İkincisi ve mühimi; ortada hareketliliğe sebep olacak bir muhalefet yok. Bileşenleri dağılmış, içten içe kaynayan ve hesaplaşma partisine dönüşen bir CHP var. Diğer muhalefet partileri, velinimetleri CHP’nin karşısına geçme ve muhalefete muhalefet etme sürecine alışmaya çalışıyorlar. Şu günlerde sabah erken kalkan İstanbul’dan aday açıklıyor.
Peki, ne oldu da muhalefet cephesi böylesine tümden dağıldı? Tarihe geçecek siyasi ittifak yıkıldı ve mevcut siyasi hesaplaşma nasıl başladı?
14 Mayıs’ta Meclis’i, 28 Mayıs’ta Cumhurbaşkanlığı seçimlerini kaybetmeleri tabii ki temel etkendi. Lakin bugün daha belirgin görülüyor ki; Millet İttifakı’nın birleştirici gücü tartışmasız Kemal Kılıçdaroğlu’ymuş. Bir kere kurduğu ittifak masası, birbirine uç kesimlerdeki ortaklar ve hassas dengeli eklemlenmelere rağmen seçim sürecini dağılmadan geçirdi.

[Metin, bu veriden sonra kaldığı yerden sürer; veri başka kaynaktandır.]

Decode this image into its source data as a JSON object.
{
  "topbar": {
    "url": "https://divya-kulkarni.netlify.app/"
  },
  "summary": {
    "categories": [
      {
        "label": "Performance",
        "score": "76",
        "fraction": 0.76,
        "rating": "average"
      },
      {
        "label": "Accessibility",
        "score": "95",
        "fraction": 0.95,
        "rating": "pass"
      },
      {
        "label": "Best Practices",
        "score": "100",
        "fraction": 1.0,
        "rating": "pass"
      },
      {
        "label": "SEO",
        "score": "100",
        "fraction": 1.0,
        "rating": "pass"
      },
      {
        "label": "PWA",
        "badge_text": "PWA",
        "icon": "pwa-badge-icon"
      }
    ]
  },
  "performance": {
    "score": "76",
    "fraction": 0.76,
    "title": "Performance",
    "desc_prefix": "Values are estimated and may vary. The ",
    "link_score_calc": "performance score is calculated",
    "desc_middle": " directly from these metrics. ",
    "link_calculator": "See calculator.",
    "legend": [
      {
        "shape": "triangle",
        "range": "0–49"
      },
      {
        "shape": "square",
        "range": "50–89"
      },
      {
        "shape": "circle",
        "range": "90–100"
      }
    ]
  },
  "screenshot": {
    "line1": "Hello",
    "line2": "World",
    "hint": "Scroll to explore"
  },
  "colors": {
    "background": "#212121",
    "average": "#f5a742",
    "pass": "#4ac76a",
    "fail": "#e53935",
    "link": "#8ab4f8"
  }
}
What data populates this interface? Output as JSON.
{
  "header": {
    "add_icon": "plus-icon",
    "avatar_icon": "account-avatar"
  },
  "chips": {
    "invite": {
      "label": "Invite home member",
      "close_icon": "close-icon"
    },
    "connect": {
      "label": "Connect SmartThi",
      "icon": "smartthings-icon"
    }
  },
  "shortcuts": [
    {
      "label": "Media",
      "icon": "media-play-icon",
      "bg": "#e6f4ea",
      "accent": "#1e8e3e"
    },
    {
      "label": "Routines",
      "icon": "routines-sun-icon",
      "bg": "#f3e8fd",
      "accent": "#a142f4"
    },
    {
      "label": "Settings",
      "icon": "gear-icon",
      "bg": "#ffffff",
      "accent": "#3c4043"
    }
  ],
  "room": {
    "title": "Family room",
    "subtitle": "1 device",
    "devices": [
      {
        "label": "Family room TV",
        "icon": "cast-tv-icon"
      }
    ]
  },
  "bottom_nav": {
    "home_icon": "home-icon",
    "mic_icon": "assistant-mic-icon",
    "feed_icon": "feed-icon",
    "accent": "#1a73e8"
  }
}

Sonrası ise tufan! Yerel seçim hareketliğinden çok anlaşılmıyor belki ama CHP içten içe dağılıyor. Televizyon ekranlarına, sosyal medyaya ve açıklamalara bakılırsa farklı cephelerden iç savaş sesleri yükseliyor. CHP tasfiyeler partisine dönüştü. Ortada parti disiplini kalmadı ve kurumsallık yok oluyor. Ankara’da Mansur Yavaş partisinden bağımsız ve CHP’siz seçim kampanyası yürütüyor. Bolu’da ise Kılıçdaroğlu sonrası partiye geri alınan Tanju Özcan, sosyal medyada şehir yönetmenin dozunu kaçırarak şehrine pavyon muamelesi yapıyor. Diğer yandan depremin yıktığı Hatay’da Lütfi Savaş’ın yeniden aday gösterilmesine hiçbir CHP’li ve Hataylı anlam veremiyor. Ortaya çıkan bu başıboşluklar parti kültürü ve disiplinini yok etmenin tezahürleri.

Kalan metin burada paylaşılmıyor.